En passant par des étapes vendanges manuels ou à l’aide de machine, de tri facultatif, d’égrappage facultatif ou de contrôles tout aussi facultatifs, chacun fait comme il le sent. Cependant, le résultat se fait très majoritairement ressentir sur la qualité finale…

Le procédé de vinification d’un vin blanc ou d’un vin rouge n’est pas du tout le même ! Les vins blancs sont beaucoup plus simples à produire que les vins rouges car il y a tout simplement moins d’étapes.

Le reste consiste bien évidemment à attendre et à faire en sorte que nos levures fermentent dans des conditions optimales pour que le jus de raisin soit bien transformé en vin, ne tourne pas en vinaigre et qu’il se charge en arômes voulus. Obtenir un vin sain avec une quantité d’alcool correcte ça demande du suivi.

En France, le vin est extrêmement réglementé, on ne peut pas ajouter n’importe quoi n’importe quand et à n’importe quelle dose dans le but d’améliorer son vin. La philosophie française et Européenne est qu’on peut faire un bon vin si le produit de départ est bon ! Contrairement à d’autres pays où les mélanges et les rectifications sont permises…

Puis, une fois fermenté, le vin est mis en fût afin d’être affiné. On obtient ainsi différentes classes d’arômes (primaire, secondaire et tertiaire) qui donneront le goût caractéristique final du vin ! On ne peut pas vraiment prévoir ce goût final car tout se passe par la perception personnelle au moment de la dégustation.

Il y a tout de même une base que l’on retrouve d’une année sur l’autre puisque la vigne reste la même (à peu de choses près).

Ce secteur regroupe vraiment pas mal de métiers différents où chacun intervient à un moment sur le produit, contribuant là encore à sa qualité final.

Une boisson de repas pleine d’arômes et de convivialité !

Le vin est un produit vivant, qu’il ne faut pas malmener au risque de le détériorer et nécessite une bonne maîtrise de la culture du raisin et du procédé qui permettra sa transformation. Sa fabrication reste naturelle et nécessite quelques précautions. De même que sa conservation.
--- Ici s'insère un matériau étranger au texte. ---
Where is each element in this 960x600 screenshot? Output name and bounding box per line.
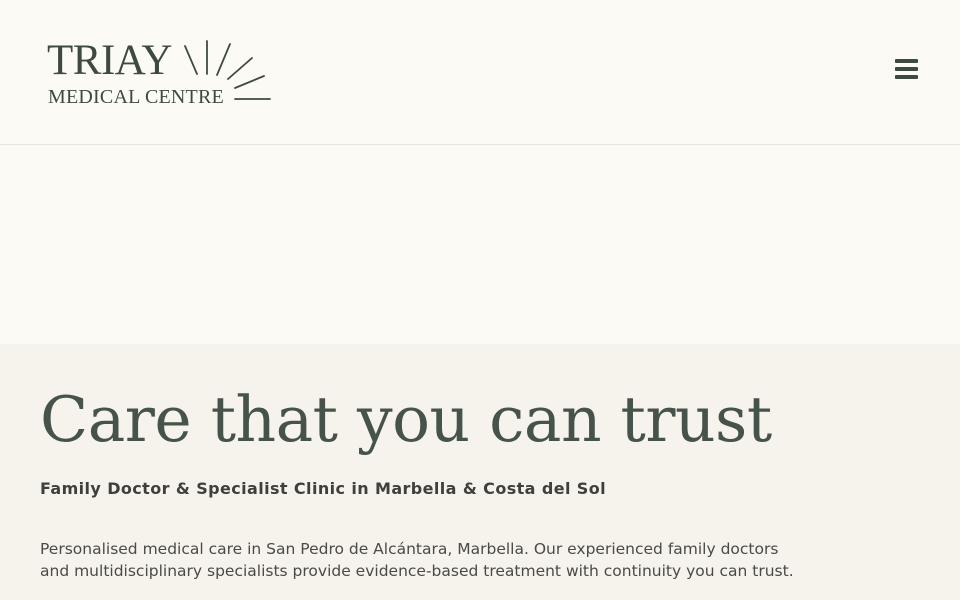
banner-placeholder xyxy=(0,146,960,344)
hero-description-line-1: Personalised medical care in San Pedro d… xyxy=(40,540,779,558)
site-header: TRIAY MEDICAL CENTRE xyxy=(0,0,960,145)
hero-subtitle: Family Doctor & Specialist Clinic in Mar… xyxy=(40,479,607,498)
site-logo-link[interactable]: TRIAY MEDICAL CENTRE xyxy=(47,38,277,110)
hero-description-line-2: and multidisciplinary specialists provid… xyxy=(40,562,794,580)
hero-description: Personalised medical care in San Pedro d… xyxy=(40,538,840,582)
logo-subtitle: MEDICAL CENTRE xyxy=(48,86,224,108)
hero-title: Care that you can trust xyxy=(40,383,772,456)
logo-title: TRIAY xyxy=(47,37,172,84)
hamburger-menu-button[interactable] xyxy=(888,53,924,85)
hamburger-menu-icon xyxy=(894,59,918,79)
Renseignez-vous sur la façon dont le vin a été produit.

Un vin ça se partage. Ce qui est magique avec le vin c’est qu’à partir de raisin ayant un goût de… raisin et de sucre, sans ajout de quoique ce soit, après fermentation, il s’en dégage une note propre au vin, que chacun identifiera selon sa propre perception.
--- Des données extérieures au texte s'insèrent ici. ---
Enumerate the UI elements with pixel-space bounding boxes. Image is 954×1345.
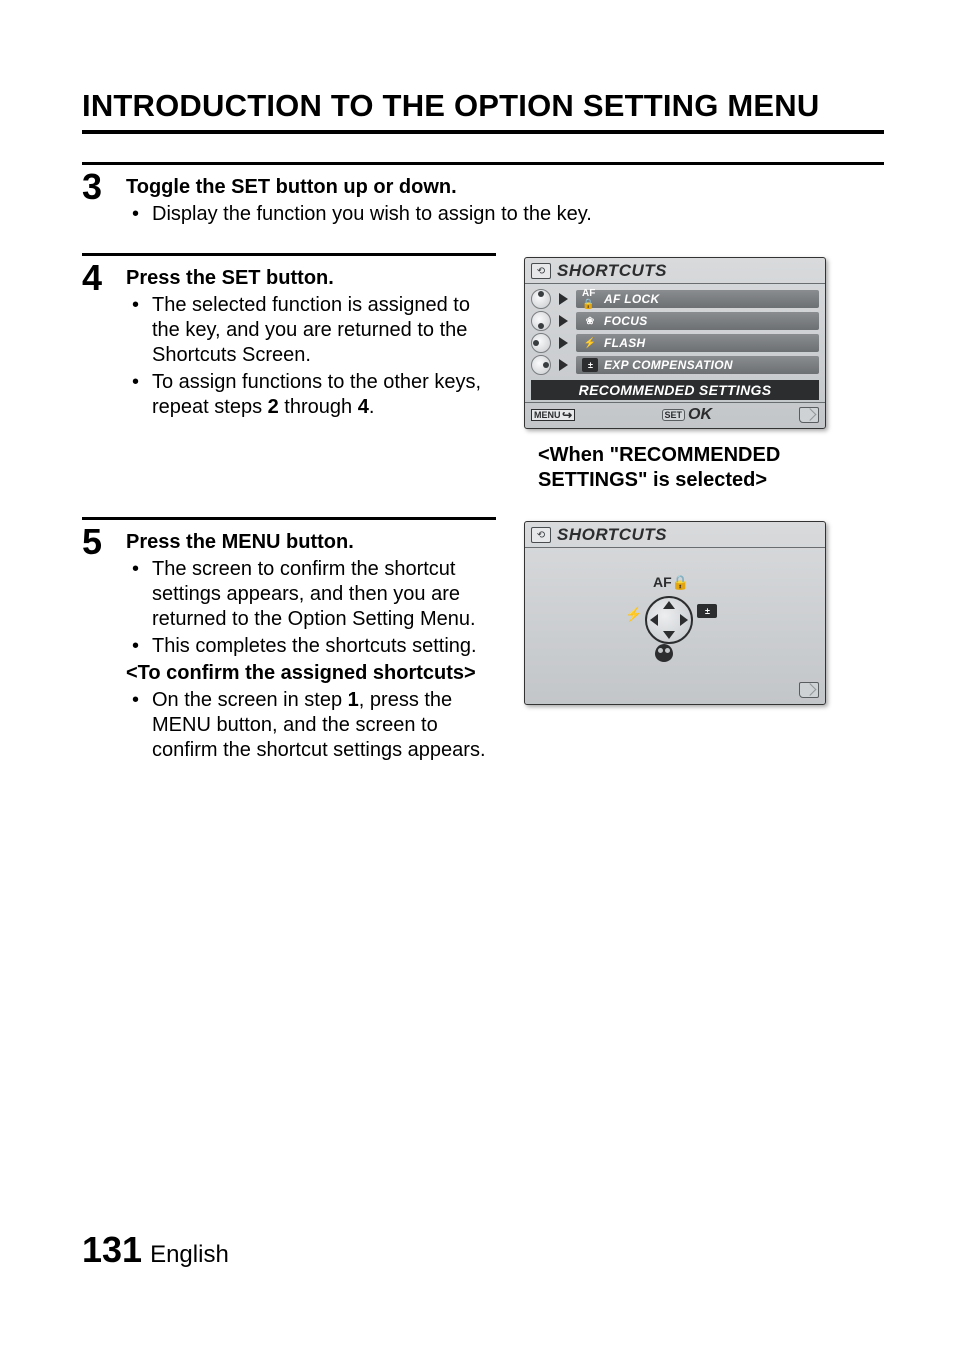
shortcut-label: FOCUS	[604, 314, 648, 328]
step-number: 4	[82, 260, 126, 296]
set-badge: SET	[662, 409, 686, 421]
lcd-body: AF🔒 ⚡ ±	[525, 548, 825, 678]
shortcut-row-down: ❀ FOCUS	[531, 310, 819, 332]
exposure-comp-glyph: ±	[697, 604, 717, 618]
af-lock-icon: AF🔒	[653, 574, 689, 591]
lcd-footer: MENU↩ SETOK	[525, 402, 825, 428]
menu-label: MENU	[534, 410, 561, 420]
recommended-settings-row: RECOMMENDED SETTINGS	[531, 380, 819, 400]
dpad-left-icon	[531, 333, 551, 353]
step-bullet: This completes the shortcuts setting.	[148, 634, 496, 659]
menu-back-icon: MENU↩	[531, 409, 575, 421]
af-lock-icon: AF🔒	[582, 292, 598, 306]
lcd-header: ⟲ SHORTCUTS	[525, 258, 825, 284]
caption-line: SETTINGS" is selected>	[538, 469, 767, 491]
lcd-screenshot-shortcuts-list: ⟲ SHORTCUTS AF🔒 AF LOCK ❀ FOCUS	[524, 257, 826, 429]
arrow-right-icon	[559, 359, 568, 371]
step-heading: Toggle the SET button up or down.	[126, 175, 884, 200]
lcd-body: AF🔒 AF LOCK ❀ FOCUS ⚡ FLASH	[525, 284, 825, 402]
page-language: English	[150, 1241, 229, 1269]
lcd-footer	[525, 678, 825, 704]
arrow-right-icon	[559, 315, 568, 327]
step-bullet: Display the function you wish to assign …	[148, 202, 884, 227]
shortcut-row-up: AF🔒 AF LOCK	[531, 288, 819, 310]
text: On the screen in step	[152, 689, 348, 711]
step-heading: Press the MENU button.	[126, 530, 496, 555]
flower-icon	[655, 644, 673, 662]
step-bullet: On the screen in step 1, press the MENU …	[148, 688, 496, 763]
text: through	[279, 396, 358, 418]
text-bold: 1	[348, 689, 359, 711]
caption-line: <When "RECOMMENDED	[538, 444, 780, 466]
step-3: 3 Toggle the SET button up or down. Disp…	[82, 162, 884, 229]
camera-mode-icon: ⟲	[531, 263, 551, 279]
lcd-caption: <When "RECOMMENDED SETTINGS" is selected…	[520, 443, 884, 493]
step-number: 3	[82, 169, 126, 205]
memory-card-icon	[799, 407, 819, 423]
shortcut-label: AF LOCK	[604, 292, 659, 306]
step-5: 5 Press the MENU button. The screen to c…	[82, 517, 884, 765]
sub-heading: <To confirm the assigned shortcuts>	[126, 661, 496, 686]
step-rule	[82, 517, 496, 520]
memory-card-icon	[799, 682, 819, 698]
dpad-down-icon	[531, 311, 551, 331]
flower-icon: ❀	[582, 314, 598, 328]
lcd-header: ⟲ SHORTCUTS	[525, 522, 825, 548]
shortcut-row-right: ± EXP COMPENSATION	[531, 354, 819, 376]
title-rule	[82, 130, 884, 134]
step-bullet: The selected function is assigned to the…	[148, 293, 496, 368]
text: .	[369, 396, 375, 418]
step-heading: Press the SET button.	[126, 266, 496, 291]
text-bold: 2	[268, 396, 279, 418]
step-bullet: The screen to confirm the shortcut setti…	[148, 557, 496, 632]
camera-mode-icon: ⟲	[531, 527, 551, 543]
page-footer: 131 English	[82, 1229, 229, 1271]
step-number: 5	[82, 524, 126, 560]
exposure-comp-icon: ±	[582, 358, 598, 372]
exposure-comp-icon: ±	[697, 604, 717, 618]
step-4: 4 Press the SET button. The selected fun…	[82, 253, 884, 493]
shortcut-label: EXP COMPENSATION	[604, 358, 733, 372]
lcd-title: SHORTCUTS	[557, 261, 667, 281]
arrow-right-icon	[559, 337, 568, 349]
flash-icon: ⚡	[625, 606, 642, 623]
step-bullet: To assign functions to the other keys, r…	[148, 370, 496, 420]
lcd-screenshot-shortcuts-confirm: ⟲ SHORTCUTS AF🔒 ⚡ ±	[524, 521, 826, 705]
lcd-title: SHORTCUTS	[557, 525, 667, 545]
arrow-right-icon	[559, 293, 568, 305]
page: INTRODUCTION TO THE OPTION SETTING MENU …	[0, 0, 954, 1345]
ok-label: OK	[688, 406, 712, 424]
dpad-up-icon	[531, 289, 551, 309]
page-number: 131	[82, 1229, 142, 1271]
flash-icon: ⚡	[582, 336, 598, 350]
set-ok-indicator: SETOK	[662, 406, 713, 424]
page-title: INTRODUCTION TO THE OPTION SETTING MENU	[82, 88, 884, 124]
step-rule	[82, 162, 884, 165]
dpad-icon	[645, 596, 693, 644]
shortcut-label: FLASH	[604, 336, 646, 350]
text-bold: 4	[358, 396, 369, 418]
shortcut-row-left: ⚡ FLASH	[531, 332, 819, 354]
step-rule	[82, 253, 496, 256]
dpad-right-icon	[531, 355, 551, 375]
Un vin, un vrai, ça se déguste, ça ne se boit pas. Pourquoi ? Simplement car si vous ne faites que le boire comme un alcool fort vous n’aurez que ce goût d’alcool justement et non les arômes qui s’en dégage.

Un vin peut être doux ou puissant en alcool et en arômes, avoir une couleur propre, une texture en bouche que l’on peut définir. À chacun son type de vin. De plus, à table il ne faut pas se laisser influencer par les autres, affirmez vos perceptions et appréciez votre vin.
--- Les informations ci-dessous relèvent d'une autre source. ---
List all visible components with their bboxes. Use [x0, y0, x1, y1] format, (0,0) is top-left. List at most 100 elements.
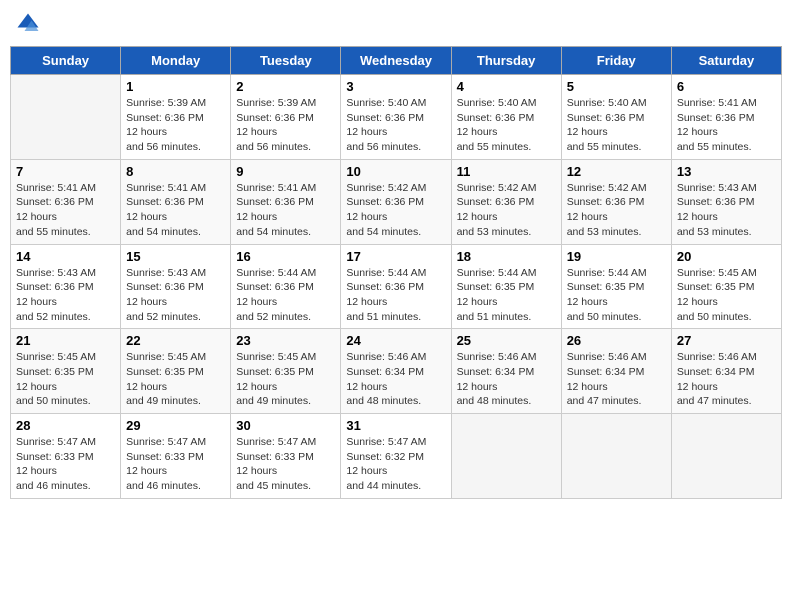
day-number: 15 [126, 249, 225, 264]
day-info: Sunrise: 5:47 AMSunset: 6:32 PM12 hoursa… [346, 435, 445, 494]
day-number: 8 [126, 164, 225, 179]
calendar-cell: 18 Sunrise: 5:44 AMSunset: 6:35 PM12 hour… [451, 244, 561, 329]
weekday-header-saturday: Saturday [671, 47, 781, 75]
calendar-cell [451, 414, 561, 499]
calendar-week-1: 1 Sunrise: 5:39 AMSunset: 6:36 PM12 hours… [11, 75, 782, 160]
day-number: 24 [346, 333, 445, 348]
day-info: Sunrise: 5:41 AMSunset: 6:36 PM12 hoursa… [677, 96, 776, 155]
day-number: 9 [236, 164, 335, 179]
calendar-table: SundayMondayTuesdayWednesdayThursdayFrid… [10, 46, 782, 499]
logo [14, 10, 46, 38]
day-info: Sunrise: 5:46 AMSunset: 6:34 PM12 hoursa… [567, 350, 666, 409]
day-info: Sunrise: 5:41 AMSunset: 6:36 PM12 hoursa… [126, 181, 225, 240]
day-info: Sunrise: 5:45 AMSunset: 6:35 PM12 hoursa… [236, 350, 335, 409]
day-info: Sunrise: 5:47 AMSunset: 6:33 PM12 hoursa… [16, 435, 115, 494]
calendar-cell: 15 Sunrise: 5:43 AMSunset: 6:36 PM12 hour… [121, 244, 231, 329]
day-number: 12 [567, 164, 666, 179]
day-info: Sunrise: 5:43 AMSunset: 6:36 PM12 hoursa… [16, 266, 115, 325]
logo-icon [14, 10, 42, 38]
day-number: 27 [677, 333, 776, 348]
day-info: Sunrise: 5:43 AMSunset: 6:36 PM12 hoursa… [126, 266, 225, 325]
calendar-cell: 23 Sunrise: 5:45 AMSunset: 6:35 PM12 hour… [231, 329, 341, 414]
calendar-cell: 6 Sunrise: 5:41 AMSunset: 6:36 PM12 hours… [671, 75, 781, 160]
calendar-cell: 26 Sunrise: 5:46 AMSunset: 6:34 PM12 hour… [561, 329, 671, 414]
calendar-cell: 30 Sunrise: 5:47 AMSunset: 6:33 PM12 hour… [231, 414, 341, 499]
calendar-cell: 27 Sunrise: 5:46 AMSunset: 6:34 PM12 hour… [671, 329, 781, 414]
day-number: 22 [126, 333, 225, 348]
day-info: Sunrise: 5:40 AMSunset: 6:36 PM12 hoursa… [567, 96, 666, 155]
day-info: Sunrise: 5:45 AMSunset: 6:35 PM12 hoursa… [16, 350, 115, 409]
calendar-cell: 24 Sunrise: 5:46 AMSunset: 6:34 PM12 hour… [341, 329, 451, 414]
day-info: Sunrise: 5:45 AMSunset: 6:35 PM12 hoursa… [677, 266, 776, 325]
day-number: 11 [457, 164, 556, 179]
day-number: 20 [677, 249, 776, 264]
day-info: Sunrise: 5:41 AMSunset: 6:36 PM12 hoursa… [16, 181, 115, 240]
day-number: 29 [126, 418, 225, 433]
calendar-cell: 2 Sunrise: 5:39 AMSunset: 6:36 PM12 hours… [231, 75, 341, 160]
day-number: 30 [236, 418, 335, 433]
day-number: 10 [346, 164, 445, 179]
calendar-cell: 25Sunrise: 5:46 AMSunset: 6:34 PM12 hour… [451, 329, 561, 414]
day-info: Sunrise: 5:46 AMSunset: 6:34 PM12 hoursa… [677, 350, 776, 409]
day-number: 7 [16, 164, 115, 179]
page-header [10, 10, 782, 38]
day-number: 6 [677, 79, 776, 94]
day-number: 16 [236, 249, 335, 264]
calendar-cell: 21 Sunrise: 5:45 AMSunset: 6:35 PM12 hour… [11, 329, 121, 414]
day-number: 26 [567, 333, 666, 348]
day-number: 21 [16, 333, 115, 348]
calendar-cell: 11 Sunrise: 5:42 AMSunset: 6:36 PM12 hour… [451, 159, 561, 244]
day-info: Sunrise: 5:45 AMSunset: 6:35 PM12 hoursa… [126, 350, 225, 409]
day-info: Sunrise: 5:39 AMSunset: 6:36 PM12 hoursa… [126, 96, 225, 155]
day-number: 19 [567, 249, 666, 264]
day-info: Sunrise: 5:46 AMSunset: 6:34 PM12 hoursa… [346, 350, 445, 409]
calendar-cell: 16Sunrise: 5:44 AMSunset: 6:36 PM12 hour… [231, 244, 341, 329]
calendar-week-3: 14Sunrise: 5:43 AMSunset: 6:36 PM12 hour… [11, 244, 782, 329]
calendar-week-4: 21 Sunrise: 5:45 AMSunset: 6:35 PM12 hour… [11, 329, 782, 414]
day-info: Sunrise: 5:40 AMSunset: 6:36 PM12 hoursa… [457, 96, 556, 155]
calendar-cell: 12 Sunrise: 5:42 AMSunset: 6:36 PM12 hour… [561, 159, 671, 244]
day-info: Sunrise: 5:47 AMSunset: 6:33 PM12 hoursa… [236, 435, 335, 494]
day-info: Sunrise: 5:41 AMSunset: 6:36 PM12 hoursa… [236, 181, 335, 240]
day-info: Sunrise: 5:42 AMSunset: 6:36 PM12 hoursa… [457, 181, 556, 240]
calendar-header: SundayMondayTuesdayWednesdayThursdayFrid… [11, 47, 782, 75]
calendar-cell: 9 Sunrise: 5:41 AMSunset: 6:36 PM12 hours… [231, 159, 341, 244]
day-info: Sunrise: 5:42 AMSunset: 6:36 PM12 hoursa… [346, 181, 445, 240]
calendar-cell: 31Sunrise: 5:47 AMSunset: 6:32 PM12 hour… [341, 414, 451, 499]
day-info: Sunrise: 5:44 AMSunset: 6:36 PM12 hoursa… [346, 266, 445, 325]
calendar-cell: 3 Sunrise: 5:40 AMSunset: 6:36 PM12 hours… [341, 75, 451, 160]
day-number: 13 [677, 164, 776, 179]
day-info: Sunrise: 5:39 AMSunset: 6:36 PM12 hoursa… [236, 96, 335, 155]
calendar-cell: 29 Sunrise: 5:47 AMSunset: 6:33 PM12 hour… [121, 414, 231, 499]
calendar-week-5: 28 Sunrise: 5:47 AMSunset: 6:33 PM12 hour… [11, 414, 782, 499]
day-number: 3 [346, 79, 445, 94]
day-info: Sunrise: 5:44 AMSunset: 6:35 PM12 hoursa… [457, 266, 556, 325]
day-number: 5 [567, 79, 666, 94]
calendar-cell: 8 Sunrise: 5:41 AMSunset: 6:36 PM12 hours… [121, 159, 231, 244]
weekday-header-friday: Friday [561, 47, 671, 75]
calendar-cell [671, 414, 781, 499]
calendar-cell: 22 Sunrise: 5:45 AMSunset: 6:35 PM12 hour… [121, 329, 231, 414]
day-number: 18 [457, 249, 556, 264]
calendar-week-2: 7 Sunrise: 5:41 AMSunset: 6:36 PM12 hours… [11, 159, 782, 244]
calendar-cell: 20 Sunrise: 5:45 AMSunset: 6:35 PM12 hour… [671, 244, 781, 329]
day-info: Sunrise: 5:47 AMSunset: 6:33 PM12 hoursa… [126, 435, 225, 494]
day-info: Sunrise: 5:44 AMSunset: 6:35 PM12 hoursa… [567, 266, 666, 325]
weekday-header-wednesday: Wednesday [341, 47, 451, 75]
calendar-cell: 4 Sunrise: 5:40 AMSunset: 6:36 PM12 hours… [451, 75, 561, 160]
day-number: 23 [236, 333, 335, 348]
weekday-header-monday: Monday [121, 47, 231, 75]
day-number: 28 [16, 418, 115, 433]
day-info: Sunrise: 5:40 AMSunset: 6:36 PM12 hoursa… [346, 96, 445, 155]
day-info: Sunrise: 5:42 AMSunset: 6:36 PM12 hoursa… [567, 181, 666, 240]
calendar-cell: 7 Sunrise: 5:41 AMSunset: 6:36 PM12 hours… [11, 159, 121, 244]
day-info: Sunrise: 5:46 AMSunset: 6:34 PM12 hoursa… [457, 350, 556, 409]
calendar-cell: 19 Sunrise: 5:44 AMSunset: 6:35 PM12 hour… [561, 244, 671, 329]
calendar-cell: 14Sunrise: 5:43 AMSunset: 6:36 PM12 hour… [11, 244, 121, 329]
weekday-header-sunday: Sunday [11, 47, 121, 75]
day-number: 4 [457, 79, 556, 94]
calendar-cell: 17 Sunrise: 5:44 AMSunset: 6:36 PM12 hour… [341, 244, 451, 329]
day-number: 2 [236, 79, 335, 94]
day-number: 1 [126, 79, 225, 94]
day-number: 17 [346, 249, 445, 264]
Personnellement, j’aime les vin rouges un peu acide, avec un goût un peu boisé et qui dure en bouche plus de 5 secondes où, quand on a fini de boire, on perçoit de nouveaux arômes.

Il y a 2 grandes façons de goûter un vin : soit en le mâchant, soit en le grumant.

Le plus simple est de le mâcher en bouche pendant 5 à 10sec, comme ça, le vin passera sur toute la surface de votre langue et de votre bouche afin de saisir les tanins et les saveurs, puis de libérer les arômes (volatils) afin de les sentir dans le nez par voie rétro-nasale (de la bouche au nez).

Je préfère cette méthode car moins bruyante et plus appréciable pour sentir toute la texture du vin.

Apprenez à décrire ce que vous ressentez et vous verrez que chaque vin est particulier et à un caractère propre !

 

Je vous propose de regarder une vidéo (pour quand vous aurez un peu de temps et si ça vous intéresse un peu) qui n’est pas tout à fait exacte mais qui apporte tout de même des informations simples :

 

 

Et si vous voulez avoir un livre pas trop mal qui présente les grands axes du vin, je vous conseille « Le vin c’est pas sorcier » d’Ophélie Neiman (ed Marabout), qui a l’avantage de ne pas rentrer dans les détails compliqués pour avoir un champs de vision assez large sans perdre les lecteurs, avec de belles illustrations.